Groups that represent benefits advisors want insurance department chiefs to get more involved with National Association of Insurance Commissioners (NAIC) efforts to implement the new federal health system change laws.
The groups — the Council of Insurance Agents and Brokers, Washington; the Independent Insurance Agents and Brokers of America, Alexandria, Va.; the National Association of Health Underwriters, Arlington, Va.; and the National Association of Insurance and Financial Advisors, Falls Church, Va. – have joined to send a call for commissioner involvement to Jane Cline, the president of the NAIC, Kansas City, Mo.
When Congress drafted the Affordable Care Act (ACA) – the legislative package that includes the Patient Protection and Affordable Care Act (PPACA) and the Health Care and Education Reconciliation Act – it required the NAIC to help with a number of ACA implementation tasks, such as determining how to go about enforcing new minimum medical loss ratio (MLR) requirements.
Individual small group plans are supposed to spend 80% of premium revenue on health care and quality improvement efforts, and other plans are supposed to spend 85% of premium revenue on health care and quality improvement efforts.

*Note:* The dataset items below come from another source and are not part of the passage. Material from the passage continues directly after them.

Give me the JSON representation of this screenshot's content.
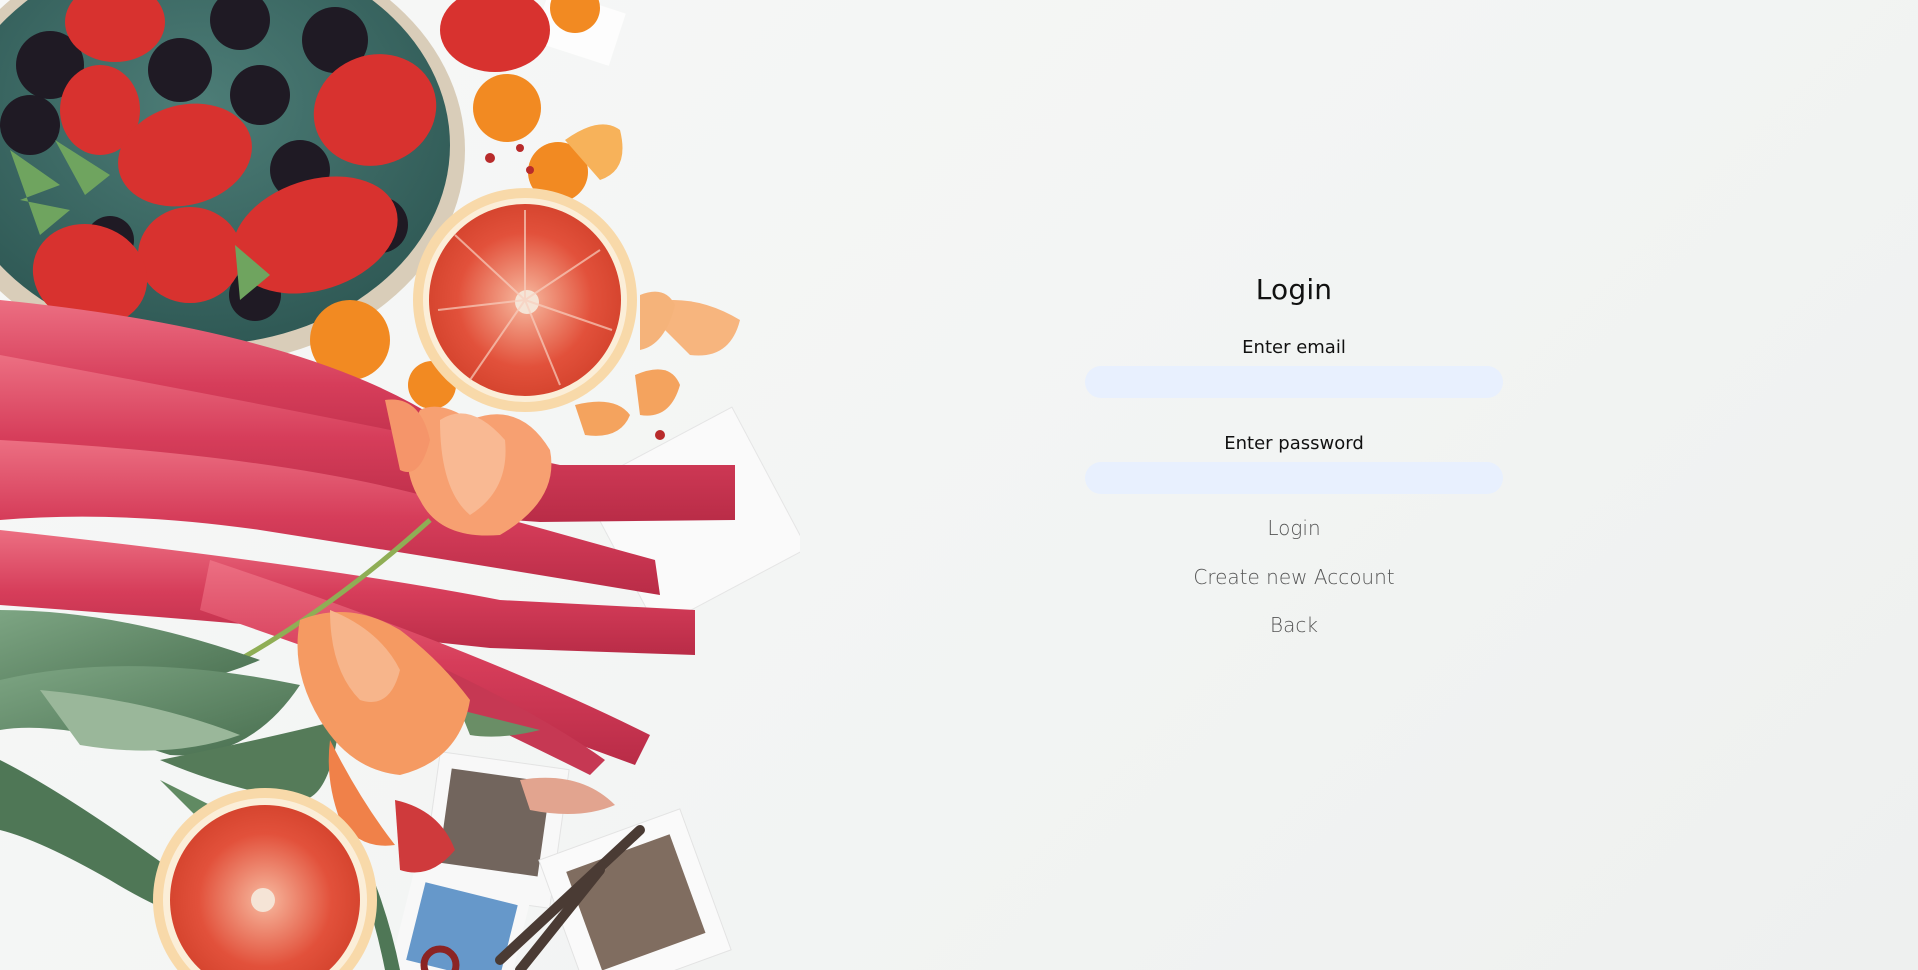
{
  "login": {
    "title": "Login",
    "email_label": "Enter email",
    "email_value": "",
    "password_label": "Enter password",
    "password_value": "",
    "login_button": "Login",
    "create_account_link": "Create new Account",
    "back_link": "Back"
  },
  "colors": {
    "background": "#f4f5f4",
    "input_fill": "#e8f0fe",
    "strawberry": "#d8322f",
    "blackberry": "#1f1a24",
    "rhubarb": "#d94461",
    "orange": "#f28a22",
    "leaf": "#5f8a65",
    "bowl": "#3b6b66"
  }
}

NAIC working groups have been trying to develop a definition of just what activities insurers can count as health care or quality improvement activities when computing medical loss ratios.
"While the members of the various NAIC subgroups discussing these issues have worked diligently in recent weeks, we believe the process (and the final definition) would benefit significantly from greater direction and participation from commissioner-level regulators," the producer groups say in their letter.
"In light of the importance of these issues, the aggressive timetable involved, and the confusion and redundancy that has arisen between the subgroups, there is a clear need for greater coordination and control," the groups say. "Therefore, we encourage the commissioners themselves to actively and directly tackle these difficult public policy questions.